Without using the methods of calculus, I see no way to obtain these results without either assuming

$$\bar{v}=\frac{v_o+v_f}{2}=\frac{\Delta x}{\Delta t},$$

or assuming the area under the velocity graph equals the displacement. Is it possible to rigorously show the two forms $\bar{v}=\Delta{x}/\Delta{t}$ and $\bar{v}=\left(v_i+v_f\right)/2$ of average velocity are equal without using calculus?

Answer 1

If we define the average velocity as the $$ \bar{v} = \frac{\Delta x}{\Delta t} = \frac{x_f-x_i}{t_f-t_i}\,, $$ then we can use the constant-acceleration kinematic equation $$ x_f-x_i = v_i(t_f-t_i) +\frac{1}{2}a(t_f-t_i)^2 $$ to compute this as $$ \bar{v} =\frac{x_f-x_i}{t_f-t_i} =\frac{v_i(t_f-t_i) +\frac{1}{2}a(t_f-t_i)^2}{t_f-t_i} =v_i +\frac{1}{2}a(t_f-t_i)\,. $$ From another kinematic equation, $$v_f = v_i + a (t_f-t_i)\,,$$ this can be simplified to $$ \bar{v} = \frac{v_f+v_i}{2}\,. $$

---

For completeness, "with" calculus (although, my feeling is that the above uses calculus, too, just hidden in the geometry).

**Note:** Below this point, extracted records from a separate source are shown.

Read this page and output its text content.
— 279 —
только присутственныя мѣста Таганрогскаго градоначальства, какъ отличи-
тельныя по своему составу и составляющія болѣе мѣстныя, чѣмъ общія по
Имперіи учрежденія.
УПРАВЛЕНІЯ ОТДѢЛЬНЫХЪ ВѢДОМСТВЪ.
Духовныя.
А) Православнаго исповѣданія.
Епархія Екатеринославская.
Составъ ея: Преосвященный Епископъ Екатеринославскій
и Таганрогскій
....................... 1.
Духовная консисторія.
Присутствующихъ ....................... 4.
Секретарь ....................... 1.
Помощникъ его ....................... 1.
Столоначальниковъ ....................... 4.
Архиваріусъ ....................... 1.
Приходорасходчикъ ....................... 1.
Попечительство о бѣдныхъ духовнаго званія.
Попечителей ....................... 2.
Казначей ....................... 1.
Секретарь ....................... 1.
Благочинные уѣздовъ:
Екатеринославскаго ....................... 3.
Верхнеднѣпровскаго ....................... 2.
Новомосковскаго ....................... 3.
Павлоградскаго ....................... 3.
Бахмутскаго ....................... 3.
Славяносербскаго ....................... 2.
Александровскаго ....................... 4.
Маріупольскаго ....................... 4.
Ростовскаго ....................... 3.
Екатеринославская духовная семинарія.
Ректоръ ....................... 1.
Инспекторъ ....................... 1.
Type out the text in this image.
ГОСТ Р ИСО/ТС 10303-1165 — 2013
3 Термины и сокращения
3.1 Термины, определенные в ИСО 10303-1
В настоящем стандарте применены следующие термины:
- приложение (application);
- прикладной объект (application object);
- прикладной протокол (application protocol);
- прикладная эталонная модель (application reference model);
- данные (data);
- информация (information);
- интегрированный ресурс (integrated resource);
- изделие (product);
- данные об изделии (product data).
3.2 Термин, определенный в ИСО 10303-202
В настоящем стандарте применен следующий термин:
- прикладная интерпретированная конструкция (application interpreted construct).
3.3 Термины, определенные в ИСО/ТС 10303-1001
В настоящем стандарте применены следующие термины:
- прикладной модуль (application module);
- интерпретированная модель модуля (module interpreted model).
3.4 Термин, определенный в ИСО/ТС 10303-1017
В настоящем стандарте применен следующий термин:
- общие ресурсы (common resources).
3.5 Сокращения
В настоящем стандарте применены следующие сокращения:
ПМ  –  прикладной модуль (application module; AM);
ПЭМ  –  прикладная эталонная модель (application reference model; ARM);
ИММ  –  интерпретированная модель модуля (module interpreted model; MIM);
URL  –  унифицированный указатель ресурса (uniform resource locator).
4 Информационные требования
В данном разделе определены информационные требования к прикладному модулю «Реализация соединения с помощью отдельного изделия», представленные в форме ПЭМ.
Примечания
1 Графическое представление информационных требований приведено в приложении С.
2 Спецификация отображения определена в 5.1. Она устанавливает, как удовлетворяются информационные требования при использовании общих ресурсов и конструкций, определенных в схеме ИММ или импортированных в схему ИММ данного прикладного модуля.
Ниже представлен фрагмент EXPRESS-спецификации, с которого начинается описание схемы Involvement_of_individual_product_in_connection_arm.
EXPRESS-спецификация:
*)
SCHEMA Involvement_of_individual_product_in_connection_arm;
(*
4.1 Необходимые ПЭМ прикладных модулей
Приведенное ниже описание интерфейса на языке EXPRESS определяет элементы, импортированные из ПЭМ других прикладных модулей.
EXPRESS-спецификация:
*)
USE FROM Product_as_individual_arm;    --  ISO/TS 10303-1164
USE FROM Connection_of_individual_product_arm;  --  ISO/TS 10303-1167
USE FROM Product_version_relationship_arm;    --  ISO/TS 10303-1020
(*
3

We define the average velocity as the time-weighted velocity. That is, \begin{align} \bar{v} &= \frac{1}{t_f-t_i}\int_{t_i}^{t_f}v(t)dt\,. \end{align} In general, we can compute this as \begin{align} \bar{v} &= \frac{1}{t_f-t_i}\int_{t_i}^{t_f}v(t)dt \\&= \frac{1}{t_f-t_i}\int_{t_i}^{t_f}x'(t)dt \\&= \frac{1}{t_f-t_i}(x(t_f)-x(t_i)) \\&= \frac{\Delta x}{\Delta t}\,, \end{align} which means that it has the same meaning as the constant velocity one would travel to get $\Delta x$ displacement in $\Delta t$ time.

For constant acceleration, the time-weighted average velocity can be computed as \begin{align} \bar{v} &= \frac{1}{t_f-t_i}\int_{t_i}^{t_f}v(t)dt \\&= \frac{1}{t_f-t_i}\int_{t_i}^{t_f}(v_i+at)dt \\&= \frac{1}{t_f-t_i}\left(v_i(t_f-t_i)+\frac{1}{2}a(t_f-t_i)^2\right) \\&= v_i+\frac{1}{2}a(t_f-t_i) \\&= v_i+\frac{1}{2}(v_f-v_i) \\&= \frac{v_f+v_i}{2}\,. \end{align} Thus, under the definition of the average velocity $\bar{v}$ as the time-weighted velocity, we have generally that $\bar{v} = \Delta x/\Delta t$ and that for the special case of constant-acceleration motion, $\bar{v}$ is equal to the average of the initial and final velocities.